China does not undertake any G to G business. Neither Indonesia nor South Africa offers coal on G to G basis. Australia and the US do not make such unworkable propositions either. Russia sells grains at market-determined prices, though they were the hub of socialism not too long ago.
Egypt, the world’s biggest wheat buyer, annually imports 8 million tonnes from all origins against bids received from private entities.

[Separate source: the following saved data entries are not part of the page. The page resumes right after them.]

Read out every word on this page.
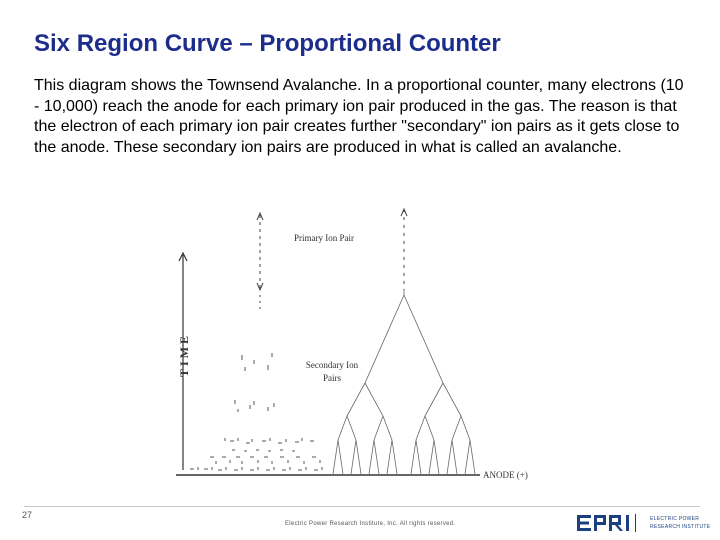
Six Region Curve – Proportional Counter

This diagram shows the Townsend Avalanche. In a proportional counter, many electrons (10 - 10,000) reach the anode for each primary ion pair produced in the gas. The reason is that the electron of each primary ion pair creates further "secondary" ion pairs as it gets close to the anode. These secondary ion pairs are produced in what is called an avalanche.

TIME
Primary Ion Pair
Secondary Ion
Pairs
ANODE (+)
27
Electric Power Research Institute, Inc. All rights reserved.
EPRI
ELECTRIC POWER
RESEARCH INSTITUTE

The price volatility of commodities does not augur well with the inflexibility built into Government deals.
However, there is a fine distinction between G to G understanding and barter/counter-trade, or offset mechanism.
Iran’s acceptance of 45 per cent rupee payment mechanism for its crude oil is a “reciprocal” benefit that it foresees when US sanctions are imposed with full force.
Likewise, Malaysia concluded a counter-trade deal with India for building a rail line by IRCON, in return for supply of palm oil to MMTC.
The contract lived through 1999-2003, but each time palm oil price fixing with Malaysian counterparties remained a controversial grey area.
Structured counter-trade or counter-purchase mechanisms, formally called “Special Trading Arrangements”, are also padded with questionable facilitation or intermediation costs that come out of the national exchequer.
The barter (Trade Plan) agreements with former Soviet Union and East European countries from 1960 to 1990 were mutually beneficial at that point of time.
India “imported” defence equipment in rupees as NATO-compatible armaments were not available to our armed forces.
All deals were “secret” and commodities such as rice, coffee, tea etc, could be “exported” in rupees at a premium to the Soviet bloc. Similarly, their technology of producing steel, aluminium and copper was not acceptable to the Far-East or West, while India was a ready market for them.
Soviet Union also supported India in the UN Security Council against Pakistan. It was a win-win situation for both sides.
Those circumstances have ceased to exist; transparency is the rule of law; media, newswires and web technologies have demolished “secrecy”; audit and vigilance are overactive, and therefore any state-sponsored deal should be shunned with a barge pole.
It is time to say ‘goodbye’ to all Government to Government mechanisms on trade matters — whether on commercial terms or barter of some sort.